Thursday of fourth week in Lent 2017
Joy of the Gospel
We look today at the person and message of Moses. In the Gospel, Jesus tells us that Moses wrote about Him. Where? Torah says that Moses told his people that the Lord would in later days raise up a prophet like himself. They would know that prophet to be true because everything He said would come true. Every prophecy of Jesus has come true, and is coming true as the kingdom is manifesting itself through the Church’s witness. But Moses also wrote in Genesis that God made man in His own image and likeness. That, of course, is why the Israelite rebellion recounted here in Exodus was so awful. Man is made to be the image of God. To make idols is a horrible crime, because it holds the creation of man to be the image of God. Ultimately, Moses’ prophecy comes true in the person of Jesus, who is the perfect image of God, and the model we imitate so that we might day by day become more like God–pure, merciful, just, poor in spirit, meek and rejoicing in persecution. And, of course, functioning in this world as peacemakers.
The pope expands on dialogue with society: ‘Dialogue between science and faith also belongs to the work of evangelization at the service of peace.[189] Whereas positivism and scientism “refuse to admit the validity of forms of knowledge other than those of the positive sciences”,[190] the Church proposes another path, which calls for a synthesis between the responsible use of methods proper to the empirical sciences and other areas of knowledge such as philosophy, theology, as well as faith itself, which elevates us to the mystery transcending nature and human intelligence. Faith is not fearful of reason; on the contrary, it seeks and trusts reason, since “the light of reason and the light of faith both come from God”[191] and cannot contradict each other. Evangelization is attentive to scientific advances and wishes to shed on them the light of faith and the natural law so that they will remain respectful of the centrality and supreme value of the human person at every stage of life. All of society can be enriched thanks to this dialogue, which opens up new horizons for thought and expands the possibilities of reason. This too is a path of harmony and peace.

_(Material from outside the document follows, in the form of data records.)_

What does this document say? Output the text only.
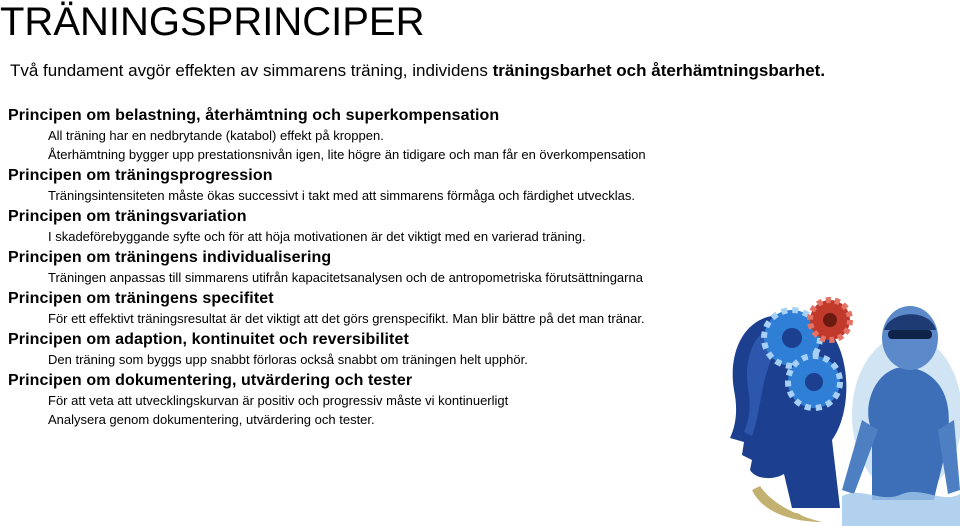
TRÄNINGSPRINCIPER
Två fundament avgör effekten av simmarens träning, individens träningsbarhet och återhämtningsbarhet.

Principen om belastning, återhämtning och superkompensation

All träning har en nedbrytande (katabol) effekt på kroppen.

Återhämtning bygger upp prestationsnivån igen, lite högre än tidigare och man får en överkompensation

Principen om träningsprogression

Träningsintensiteten måste ökas successivt i takt med att simmarens förmåga och färdighet utvecklas.

Principen om träningsvariation

I skadeförebyggande syfte och för att höja motivationen är det viktigt med en varierad träning.

Principen om träningens individualisering

Träningen anpassas till simmarens utifrån kapacitetsanalysen och de antropometriska förutsättningarna

Principen om träningens specifitet

För ett effektivt träningsresultat är det viktigt att det görs grenspecifikt. Man blir bättre på det man tränar.

Principen om adaption, kontinuitet och reversibilitet

Den träning som byggs upp snabbt förloras också snabbt om träningen helt upphör.

Principen om dokumentering, utvärdering och tester

För att veta att utvecklingskurvan är positiv och progressiv måste vi kontinuerligt

Analysera genom dokumentering, utvärdering och tester.
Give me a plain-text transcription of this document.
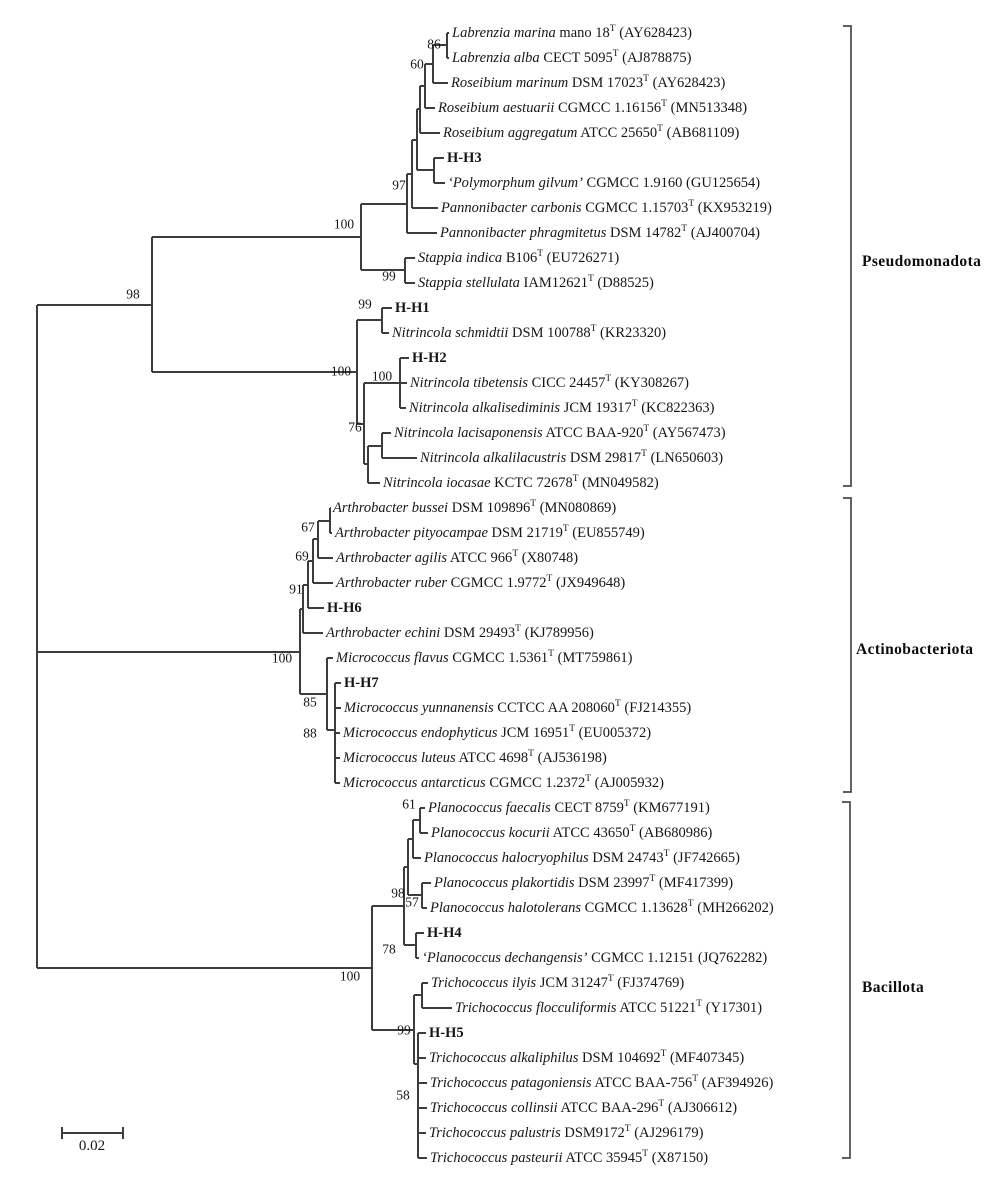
Labrenzia marina mano $18^T$ (AY628423)
Labrenzia alba CECT $5095^T$ (AJ878875)
Roseibium marinum DSM $17023^T$ (AY628423)
Roseibium aestuarii CGMCC $1.16156^T$ (MN513348)
Roseibium aggregatum ATCC $25650^T$ (AB681109)
H-H3
‘Polymorphum gilvum’ CGMCC 1.9160 (GU125654)
Pannonibacter carbonis CGMCC $1.15703^T$ (KX953219)
Pannonibacter phragmitetus DSM $14782^T$ (AJ400704)
Stappia indica $B106^T$ (EU726271)
Stappia stellulata $IAM12621^T$ (D88525)
H-H1
Nitrincola schmidtii DSM $100788^T$ (KR23320)
H-H2
Nitrincola tibetensis CICC $24457^T$ (KY308267)
Nitrincola alkalisediminis JCM $19317^T$ (KC822363)
Nitrincola lacisaponensis ATCC BAA-$920^T$ (AY567473)
Nitrincola alkalilacustris DSM $29817^T$ (LN650603)
Nitrincola iocasae KCTC $72678^T$ (MN049582)
Arthrobacter bussei DSM $109896^T$ (MN080869)
Arthrobacter pityocampae DSM $21719^T$ (EU855749)
Arthrobacter agilis ATCC $966^T$ (X80748)
Arthrobacter ruber CGMCC $1.9772^T$ (JX949648)
H-H6
Arthrobacter echini DSM $29493^T$ (KJ789956)
Micrococcus flavus CGMCC $1.5361^T$ (MT759861)
H-H7
Micrococcus yunnanensis CCTCC AA $208060^T$ (FJ214355)
Micrococcus endophyticus JCM $16951^T$ (EU005372)
Micrococcus luteus ATCC $4698^T$ (AJ536198)
Micrococcus antarcticus CGMCC $1.2372^T$ (AJ005932)
Planococcus faecalis CECT $8759^T$ (KM677191)
Planococcus kocurii ATCC $43650^T$ (AB680986)
Planococcus halocryophilus DSM $24743^T$ (JF742665)
Planococcus plakortidis DSM $23997^T$ (MF417399)
Planococcus halotolerans CGMCC $1.13628^T$ (MH266202)
H-H4
‘Planococcus dechangensis’ CGMCC 1.12151 (JQ762282)
Trichococcus ilyis JCM $31247^T$ (FJ374769)
Trichococcus flocculiformis ATCC $51221^T$ (Y17301)
H-H5
Trichococcus alkaliphilus DSM $104692^T$ (MF407345)
Trichococcus patagoniensis ATCC BAA-$756^T$ (AF394926)
Trichococcus collinsii ATCC BAA-$296^T$ (AJ306612)
Trichococcus palustris $DSM9172^T$ (AJ296179)
Trichococcus pasteurii ATCC $35945^T$ (X87150)
86
60
97
100
99
98
99
100 100
76
67
69
91
100
85
88
61
98
57
78
100
99
58
Pseudomonadota
Actinobacteriota
Bacillota
0.02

‘The Church has no wish to hold back the marvellous progress of science. On the contrary, she rejoices and even delights in acknowledging the enormous potential that God has given to the human mind. Whenever the sciences – rigorously focused on their specific field of inquiry – arrive at a conclusion which reason cannot refute, faith does not contradict it. Neither can believers claim that a scientific opinion which is attractive but not sufficiently verified has the same weight as a dogma of faith. At times some scientists have exceeded the limits of their scientific competence by making certain statements or claims. But here the problem is not with reason itself, but with the promotion of a particular ideology which blocks the path to authentic, serene and productive dialogue.’
The most significant way in which “some scientists have exceeded the limits of their scientific competence” is to claim that empirical science can discover all truth. What arrogance! Reality is greater than the physical universe. That claim causes some scientists to profess atheism–they can’t prove by physical science that there is a higher power, so they tell everybody that there is no God. It is, of course, a total failure of logic. It’s like saying since we can’t feel, taste, see, hear, or smell something, it doesn’t exist, that if we can’t measure it, it doesn’t have reality. I feel sorry for the companions of such people, because they can’t create a metric for human love, either. In our case, the metric for divine love is John 3:16: “God so loved the world that He gave His only begotten Son.”